Forgiveness helps us psychologically, but why is it so difficult to forgive… Why do we say that I forgive but not forget?
To forgive is not to annul, as if nothing had happened; nor is it to forget, as if a sudden amnesia were possible; nor is it not taking it into account, being reckless and not learning from experience.
Forgiveness does not mean being blind or naive. What's done is done and there is no God to change it.
Forgiving does not necessarily imply either granting mercy and suspending the imposed punishment. It can and should be punished when we seek to correct, but we should never punish with hate, because that is what revenge consists of. Taking revenge is returning evil for evil, it is adding fuel to the fire and making it grow more and more. We have to fight evil, put an end to it, but evil is best killed by poisoning it with good.
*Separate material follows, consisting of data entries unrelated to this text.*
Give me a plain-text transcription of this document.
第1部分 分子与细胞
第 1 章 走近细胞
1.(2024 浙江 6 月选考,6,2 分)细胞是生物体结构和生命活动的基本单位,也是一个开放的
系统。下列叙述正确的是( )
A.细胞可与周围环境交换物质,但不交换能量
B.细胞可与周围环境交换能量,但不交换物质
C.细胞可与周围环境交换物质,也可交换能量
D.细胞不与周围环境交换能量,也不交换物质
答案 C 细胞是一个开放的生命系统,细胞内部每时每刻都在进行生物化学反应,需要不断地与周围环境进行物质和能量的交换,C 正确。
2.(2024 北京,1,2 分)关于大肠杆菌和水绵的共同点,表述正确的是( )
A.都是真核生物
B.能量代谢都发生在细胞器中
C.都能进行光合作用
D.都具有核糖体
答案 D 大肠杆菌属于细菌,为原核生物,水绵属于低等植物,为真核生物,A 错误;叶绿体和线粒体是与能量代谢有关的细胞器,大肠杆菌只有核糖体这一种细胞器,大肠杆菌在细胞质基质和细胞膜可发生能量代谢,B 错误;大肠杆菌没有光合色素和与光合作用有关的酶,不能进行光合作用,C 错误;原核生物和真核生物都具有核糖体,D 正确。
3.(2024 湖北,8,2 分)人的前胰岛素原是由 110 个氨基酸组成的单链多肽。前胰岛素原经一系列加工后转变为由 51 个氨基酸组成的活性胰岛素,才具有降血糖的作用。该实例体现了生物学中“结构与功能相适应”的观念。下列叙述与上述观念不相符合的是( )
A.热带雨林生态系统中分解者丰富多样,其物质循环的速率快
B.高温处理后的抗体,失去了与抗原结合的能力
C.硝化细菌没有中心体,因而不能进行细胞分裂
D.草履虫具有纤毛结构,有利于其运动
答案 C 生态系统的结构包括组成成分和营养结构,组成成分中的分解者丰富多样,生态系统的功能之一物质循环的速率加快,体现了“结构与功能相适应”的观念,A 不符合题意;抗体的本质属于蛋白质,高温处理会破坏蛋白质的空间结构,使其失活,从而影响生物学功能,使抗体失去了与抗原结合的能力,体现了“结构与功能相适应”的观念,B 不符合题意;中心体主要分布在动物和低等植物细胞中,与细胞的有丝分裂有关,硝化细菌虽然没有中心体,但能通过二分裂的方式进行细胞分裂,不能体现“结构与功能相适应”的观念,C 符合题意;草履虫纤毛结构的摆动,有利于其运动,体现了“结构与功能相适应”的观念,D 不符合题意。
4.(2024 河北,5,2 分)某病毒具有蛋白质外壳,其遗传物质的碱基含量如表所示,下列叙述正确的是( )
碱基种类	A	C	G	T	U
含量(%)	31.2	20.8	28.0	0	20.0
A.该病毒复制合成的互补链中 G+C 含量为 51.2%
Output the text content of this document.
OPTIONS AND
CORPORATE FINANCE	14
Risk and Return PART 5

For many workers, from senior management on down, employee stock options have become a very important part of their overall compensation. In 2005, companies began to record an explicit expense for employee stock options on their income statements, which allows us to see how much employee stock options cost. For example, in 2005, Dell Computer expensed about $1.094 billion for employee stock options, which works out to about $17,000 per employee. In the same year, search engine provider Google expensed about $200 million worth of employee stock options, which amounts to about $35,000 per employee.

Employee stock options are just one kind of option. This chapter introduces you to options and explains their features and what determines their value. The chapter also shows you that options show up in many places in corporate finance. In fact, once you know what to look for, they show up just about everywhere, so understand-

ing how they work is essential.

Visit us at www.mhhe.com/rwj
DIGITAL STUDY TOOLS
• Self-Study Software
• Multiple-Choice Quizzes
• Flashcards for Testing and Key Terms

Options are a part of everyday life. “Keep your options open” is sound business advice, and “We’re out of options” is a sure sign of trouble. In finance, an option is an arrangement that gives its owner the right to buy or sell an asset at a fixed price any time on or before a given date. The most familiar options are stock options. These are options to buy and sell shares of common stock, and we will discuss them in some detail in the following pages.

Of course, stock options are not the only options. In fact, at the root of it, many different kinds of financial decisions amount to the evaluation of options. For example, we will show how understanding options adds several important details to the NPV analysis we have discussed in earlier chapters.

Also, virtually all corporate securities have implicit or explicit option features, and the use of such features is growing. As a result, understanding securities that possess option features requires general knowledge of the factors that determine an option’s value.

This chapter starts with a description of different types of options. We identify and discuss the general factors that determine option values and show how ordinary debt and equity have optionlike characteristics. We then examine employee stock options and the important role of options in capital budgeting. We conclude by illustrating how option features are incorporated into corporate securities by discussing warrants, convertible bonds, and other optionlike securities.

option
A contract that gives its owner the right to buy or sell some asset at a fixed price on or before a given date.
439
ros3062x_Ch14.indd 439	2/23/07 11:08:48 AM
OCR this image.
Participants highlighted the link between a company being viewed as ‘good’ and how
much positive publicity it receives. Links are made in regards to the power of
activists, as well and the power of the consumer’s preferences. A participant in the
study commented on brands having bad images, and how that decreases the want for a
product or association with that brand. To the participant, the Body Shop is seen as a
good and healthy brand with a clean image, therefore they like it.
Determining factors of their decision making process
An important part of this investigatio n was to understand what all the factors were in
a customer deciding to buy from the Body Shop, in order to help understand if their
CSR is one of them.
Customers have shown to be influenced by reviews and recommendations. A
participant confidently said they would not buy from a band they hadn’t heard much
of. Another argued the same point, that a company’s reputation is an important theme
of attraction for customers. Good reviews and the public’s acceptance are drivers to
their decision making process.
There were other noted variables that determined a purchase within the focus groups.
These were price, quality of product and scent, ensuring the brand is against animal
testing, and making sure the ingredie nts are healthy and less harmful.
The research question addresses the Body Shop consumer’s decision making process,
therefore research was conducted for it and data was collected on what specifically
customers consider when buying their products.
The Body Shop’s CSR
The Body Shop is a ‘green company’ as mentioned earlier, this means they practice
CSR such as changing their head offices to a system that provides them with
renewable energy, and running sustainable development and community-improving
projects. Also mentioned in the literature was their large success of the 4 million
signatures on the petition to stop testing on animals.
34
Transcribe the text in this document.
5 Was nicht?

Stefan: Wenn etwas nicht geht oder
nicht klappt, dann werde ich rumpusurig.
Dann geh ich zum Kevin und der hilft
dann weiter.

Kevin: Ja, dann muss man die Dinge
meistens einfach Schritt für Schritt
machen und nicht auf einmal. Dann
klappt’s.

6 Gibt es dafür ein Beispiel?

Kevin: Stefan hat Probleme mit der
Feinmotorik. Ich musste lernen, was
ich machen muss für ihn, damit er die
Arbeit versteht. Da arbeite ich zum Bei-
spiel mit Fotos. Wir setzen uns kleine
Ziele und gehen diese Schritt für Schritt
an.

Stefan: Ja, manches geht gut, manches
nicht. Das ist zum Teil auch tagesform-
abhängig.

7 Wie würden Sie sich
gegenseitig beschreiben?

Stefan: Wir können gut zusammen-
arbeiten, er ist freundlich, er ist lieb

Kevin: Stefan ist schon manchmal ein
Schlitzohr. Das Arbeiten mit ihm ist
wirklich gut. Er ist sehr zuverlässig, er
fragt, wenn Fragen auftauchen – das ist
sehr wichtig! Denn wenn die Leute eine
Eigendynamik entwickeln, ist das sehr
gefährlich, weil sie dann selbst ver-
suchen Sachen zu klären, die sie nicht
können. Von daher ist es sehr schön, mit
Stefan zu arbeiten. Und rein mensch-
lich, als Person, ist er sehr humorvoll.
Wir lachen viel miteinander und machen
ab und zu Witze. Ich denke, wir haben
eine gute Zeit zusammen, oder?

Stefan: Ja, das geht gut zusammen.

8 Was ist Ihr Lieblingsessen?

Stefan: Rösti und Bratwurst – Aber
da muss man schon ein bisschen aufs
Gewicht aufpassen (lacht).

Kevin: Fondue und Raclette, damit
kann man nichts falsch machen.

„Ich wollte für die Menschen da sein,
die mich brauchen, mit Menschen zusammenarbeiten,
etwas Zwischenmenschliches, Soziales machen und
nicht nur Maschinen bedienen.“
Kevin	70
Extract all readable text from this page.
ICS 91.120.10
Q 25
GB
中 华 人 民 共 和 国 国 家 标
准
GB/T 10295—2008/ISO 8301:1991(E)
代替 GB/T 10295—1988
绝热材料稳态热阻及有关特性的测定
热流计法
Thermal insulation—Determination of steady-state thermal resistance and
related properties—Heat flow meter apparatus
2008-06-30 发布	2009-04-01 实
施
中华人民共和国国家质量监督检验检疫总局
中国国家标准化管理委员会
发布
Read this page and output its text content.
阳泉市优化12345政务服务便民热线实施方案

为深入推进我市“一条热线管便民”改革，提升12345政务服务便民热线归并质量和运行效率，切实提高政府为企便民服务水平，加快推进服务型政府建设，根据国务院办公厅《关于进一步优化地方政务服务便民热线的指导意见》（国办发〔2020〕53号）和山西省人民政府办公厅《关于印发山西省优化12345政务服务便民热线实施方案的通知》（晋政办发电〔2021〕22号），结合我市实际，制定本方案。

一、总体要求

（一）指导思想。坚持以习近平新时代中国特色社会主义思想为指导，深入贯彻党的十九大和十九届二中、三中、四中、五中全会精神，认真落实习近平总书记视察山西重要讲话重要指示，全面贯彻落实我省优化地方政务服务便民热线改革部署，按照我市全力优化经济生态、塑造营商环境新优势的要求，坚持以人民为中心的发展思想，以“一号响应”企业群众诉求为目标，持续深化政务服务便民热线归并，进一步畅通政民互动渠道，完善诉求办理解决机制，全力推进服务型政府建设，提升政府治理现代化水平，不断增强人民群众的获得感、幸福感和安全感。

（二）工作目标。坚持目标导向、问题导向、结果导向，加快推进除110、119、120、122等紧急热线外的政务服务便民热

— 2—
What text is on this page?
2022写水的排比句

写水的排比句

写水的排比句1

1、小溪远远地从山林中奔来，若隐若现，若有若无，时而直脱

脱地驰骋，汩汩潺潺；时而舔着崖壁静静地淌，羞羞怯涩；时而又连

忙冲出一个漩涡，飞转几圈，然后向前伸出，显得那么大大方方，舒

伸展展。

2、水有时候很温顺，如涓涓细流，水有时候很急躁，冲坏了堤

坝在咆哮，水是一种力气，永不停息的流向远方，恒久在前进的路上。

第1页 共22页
To forgive is to stop hating, it is to end resentment, to end resentment. To forgive is to give up revenge. And how is that done? We have many examples of wise men who knew how to forgive, but I believe that the best teacher of forgiveness is Jesus of Nazareth. If we had to summarize Christ's message in just two words, one would be forgiveness and the other love. From Jesus we get two different examples of forgiveness, one from understanding, identifying ourselves with the sinner: "He who is without sin cast the first stone." The other on the cross when he asks his father to forgive his executioners because they don't know what they're doing. What Jesus actually does here, more than forgiving, is loving compassionately, which is that universal, sublime and almost inconceivable way of loving.
And when you love, forgiveness is not necessary. We are very far from that love that includes the wicked and the enemy. To get there, we first have to forgive those who are very close to us and hold a grudge against them. Sometimes those people with whom we are resentful are as close as the parents.
Oscar Wilde said in The Picture of Dorian Gray: When little children love their parents, when they grow up they judge them and only sometimes forgive them. That, some say, is maturity. There will be those who do not know how to forgive, but there are also those who do not want to forgive. If this is your case, do not forgive and stay with your grudge, but you must know that in sin you will have penance, because grudge is sad and forgiveness joy.